While CEO at RGB, Shyaka spearheaded government of Rwanda's program on homegrown solutions and evidence-based governance. He particularly championed people-centered governance, accountability, and quality service delivery to all. This was evidenced by the tools that were developed by the Rwandan Governance Board during his tenure. Among them, he created the Rwandan Governance Scorecard (RGS), a "comprehensive governance assessment tool constructed from data based on over 200 questions, which are structured based on a set of 8 indicators, 35 sub-indicators and 143 sub-sub indicators". As noted in the first RGS report from 2012, its main objectives aimed to:
- To generate credible and reliable data on governance issues for national and international stakeholders;
- To serve as a practical tool that will drive policy reform through the identification of areas for improvement and actionable recommendations;
- To contribute to current knowledge about governance in Rwanda.
The annual publication aimed to spur accountability and service delivery across all governing agencies in the country and gauge the state of governance in Rwanda.

Shyaka was a founding Member of the Section on African Public Administration of the American Society of Public Administration (ASPA), and subsequent Advisory Member. Shyaka has served on various boards of Rwandan Universities.

== Early life ==
Originally from the region of Mutara, Shyaka was born and raised in Rwempasha, Nyagatare District. His attended Le Petitt Seminaire Rwesero, where he pursued the Latin-Bio-Chem option. Upon graduation from high school, he continued his education in Polish Universities. He received a Masters in Chemical Technology from Warsaw University of Technology (WUT), and a Master HEC en Sciences de Gestions Approffondies from WUT in collaboration with HEC Paris. He holds a PhD in Political Science from the University of Gdańsk in Poland.

Throughout his youth and adulthood, Shyaka has been passionate about poetry, composing and publishing several poems, including Amarenga y'urwejo mu marembo y'urweya, a collection published in 1998. He was featured in a recent collection of Rwandan poets, Inganzo Nyarwanda: Imivugo y'Abahanzi Nyarwanda by Bangambiki Habyarimana.

== Selected publications ==
Anastase has written several books and dozens of articles, primarily on identity, governance, and politics in Rwanda and the Great Lakes Region.
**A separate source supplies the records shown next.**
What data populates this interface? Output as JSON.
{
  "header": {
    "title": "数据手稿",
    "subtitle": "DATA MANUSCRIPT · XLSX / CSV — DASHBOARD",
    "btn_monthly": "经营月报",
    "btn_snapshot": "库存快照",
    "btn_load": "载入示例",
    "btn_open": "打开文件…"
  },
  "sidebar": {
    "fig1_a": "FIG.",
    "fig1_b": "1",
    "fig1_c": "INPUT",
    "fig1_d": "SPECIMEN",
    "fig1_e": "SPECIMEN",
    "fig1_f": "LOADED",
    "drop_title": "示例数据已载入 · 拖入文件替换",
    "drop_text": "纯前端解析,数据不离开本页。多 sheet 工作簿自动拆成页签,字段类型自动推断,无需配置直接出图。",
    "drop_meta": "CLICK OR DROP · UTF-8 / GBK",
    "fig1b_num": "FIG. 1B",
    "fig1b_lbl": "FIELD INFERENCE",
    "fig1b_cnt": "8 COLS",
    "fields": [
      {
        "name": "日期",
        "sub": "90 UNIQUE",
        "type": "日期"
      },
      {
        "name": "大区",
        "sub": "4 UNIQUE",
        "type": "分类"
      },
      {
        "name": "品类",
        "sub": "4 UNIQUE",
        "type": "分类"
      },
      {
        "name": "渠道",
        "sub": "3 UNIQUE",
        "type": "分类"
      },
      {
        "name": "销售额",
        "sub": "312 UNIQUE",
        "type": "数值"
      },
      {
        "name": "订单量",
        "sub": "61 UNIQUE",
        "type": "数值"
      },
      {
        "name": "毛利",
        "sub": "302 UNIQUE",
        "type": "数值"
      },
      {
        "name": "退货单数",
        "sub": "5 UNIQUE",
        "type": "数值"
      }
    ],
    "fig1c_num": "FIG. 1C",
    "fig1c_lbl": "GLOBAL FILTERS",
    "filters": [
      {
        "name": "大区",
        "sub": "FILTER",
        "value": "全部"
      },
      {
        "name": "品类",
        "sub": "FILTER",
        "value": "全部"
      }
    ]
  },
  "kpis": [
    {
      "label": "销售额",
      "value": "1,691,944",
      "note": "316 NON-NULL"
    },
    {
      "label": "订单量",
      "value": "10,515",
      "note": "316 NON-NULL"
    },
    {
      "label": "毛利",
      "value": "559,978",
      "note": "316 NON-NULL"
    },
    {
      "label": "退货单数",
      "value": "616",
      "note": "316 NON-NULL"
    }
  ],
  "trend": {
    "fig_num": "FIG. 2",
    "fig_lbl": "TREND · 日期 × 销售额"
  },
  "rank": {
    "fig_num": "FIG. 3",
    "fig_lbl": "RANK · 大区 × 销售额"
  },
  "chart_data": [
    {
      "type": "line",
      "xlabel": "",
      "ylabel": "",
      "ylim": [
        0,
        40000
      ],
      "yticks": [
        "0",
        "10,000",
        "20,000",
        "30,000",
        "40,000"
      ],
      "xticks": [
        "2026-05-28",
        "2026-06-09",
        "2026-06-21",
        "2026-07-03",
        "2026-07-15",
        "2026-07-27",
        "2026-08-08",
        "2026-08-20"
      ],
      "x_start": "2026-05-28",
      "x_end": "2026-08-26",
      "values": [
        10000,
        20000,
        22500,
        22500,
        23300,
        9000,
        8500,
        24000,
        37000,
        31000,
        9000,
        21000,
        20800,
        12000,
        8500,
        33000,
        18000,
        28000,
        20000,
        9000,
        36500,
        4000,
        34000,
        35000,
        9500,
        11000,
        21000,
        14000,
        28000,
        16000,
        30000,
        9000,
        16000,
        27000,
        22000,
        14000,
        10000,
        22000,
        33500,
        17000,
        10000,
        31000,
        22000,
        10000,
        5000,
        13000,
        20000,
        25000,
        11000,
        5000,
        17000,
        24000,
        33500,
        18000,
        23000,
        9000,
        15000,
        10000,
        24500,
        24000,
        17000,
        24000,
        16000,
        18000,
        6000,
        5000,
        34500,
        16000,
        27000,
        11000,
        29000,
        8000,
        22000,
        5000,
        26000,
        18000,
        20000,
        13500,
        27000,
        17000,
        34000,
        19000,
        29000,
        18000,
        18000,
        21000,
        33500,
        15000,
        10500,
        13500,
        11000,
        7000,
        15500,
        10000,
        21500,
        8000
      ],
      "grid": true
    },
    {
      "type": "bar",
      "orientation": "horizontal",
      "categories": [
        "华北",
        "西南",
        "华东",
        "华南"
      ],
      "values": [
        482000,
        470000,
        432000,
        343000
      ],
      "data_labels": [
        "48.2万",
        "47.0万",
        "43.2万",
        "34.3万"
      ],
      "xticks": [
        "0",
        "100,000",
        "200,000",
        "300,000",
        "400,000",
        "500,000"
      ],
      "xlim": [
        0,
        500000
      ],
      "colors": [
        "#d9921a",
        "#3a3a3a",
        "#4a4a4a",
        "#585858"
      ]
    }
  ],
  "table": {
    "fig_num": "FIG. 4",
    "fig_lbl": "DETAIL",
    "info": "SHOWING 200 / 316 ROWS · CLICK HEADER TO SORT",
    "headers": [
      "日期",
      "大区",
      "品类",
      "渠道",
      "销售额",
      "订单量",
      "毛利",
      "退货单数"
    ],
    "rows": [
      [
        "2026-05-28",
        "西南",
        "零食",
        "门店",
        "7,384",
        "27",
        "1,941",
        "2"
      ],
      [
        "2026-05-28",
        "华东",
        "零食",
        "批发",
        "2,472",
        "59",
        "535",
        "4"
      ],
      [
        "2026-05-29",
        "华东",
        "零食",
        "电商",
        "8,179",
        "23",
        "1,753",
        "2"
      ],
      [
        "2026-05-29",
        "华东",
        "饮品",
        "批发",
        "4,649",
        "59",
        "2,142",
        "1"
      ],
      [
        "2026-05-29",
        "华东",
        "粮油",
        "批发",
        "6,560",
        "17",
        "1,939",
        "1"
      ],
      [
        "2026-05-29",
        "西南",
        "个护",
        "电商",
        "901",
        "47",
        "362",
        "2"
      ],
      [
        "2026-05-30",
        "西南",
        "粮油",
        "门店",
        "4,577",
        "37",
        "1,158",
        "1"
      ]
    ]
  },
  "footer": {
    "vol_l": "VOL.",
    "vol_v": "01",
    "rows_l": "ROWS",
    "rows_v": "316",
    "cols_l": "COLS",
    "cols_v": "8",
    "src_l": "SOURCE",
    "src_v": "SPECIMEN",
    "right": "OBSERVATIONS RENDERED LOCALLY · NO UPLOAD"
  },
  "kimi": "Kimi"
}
- Shyaka, A., Haque, S., & Mudacumura, G. (Eds.). (2017). Democratizing Public Governance in Developing Nations (1st ed.). Routledge. https://doi.org/10.4324/9781315671925'
- Shyaka, A. (2003). Conflits en Afrique des Grands Lacs et Esquisse de leur Résolution. Wydawnictwo Akademickie Dialog Sp. Z o.o. https://wydawnictwodialog.pl/conflits-en-afrique-des-grands-lacs-et-esquisse-de-leur-r%C3%A9solution,80,823.html
- Shyaka, A. (2006). The Rwandan Conflict: Origin, Development, Exit Strategies. The National Unity and Reconciliation Commission https://repositories.lib.utexas.edu/server/api/core/bitstreams/8f5561a2-c08c-4bb4-9a94-e1838eb14baa/content
- Shyaka, A., Rutembesa, F., & National University of Rwanda. (2004). Afrique des grands lacs : sécurité et paix durable. https://search.worldcat.org/fr/title/afrique-des-grands-lacs-securite-et-paix-durable/oclc/60359771?referer=di&ht=edition
- Gasarasi, C., Shyaka, A. (2009), Performance of Past and Present Political Parties in Rwanda, Palotti Press.
- Shyaka, A. (2008a). Understanding the conflicts in the Great Lakes Region: An overview. Journal of African Conflicts and Peace Studies, 1(1), 5–12. https://doi.org/10.5038/2325-484x.1.1.1
- Shyaka, A., Rutembesa, F., Semujanga, J., & National University of Rwanda. (2003). Rwanda : identité et citoyenneté. Editions de l’Université nationale du Rwanda, Butare, Rwanda.'
- Shyaka, A. (1998), Amarenga y'urwejo mu marembo y'urweya, Oficyna Poligraficzna, Lidzbark Warminski, Pologne.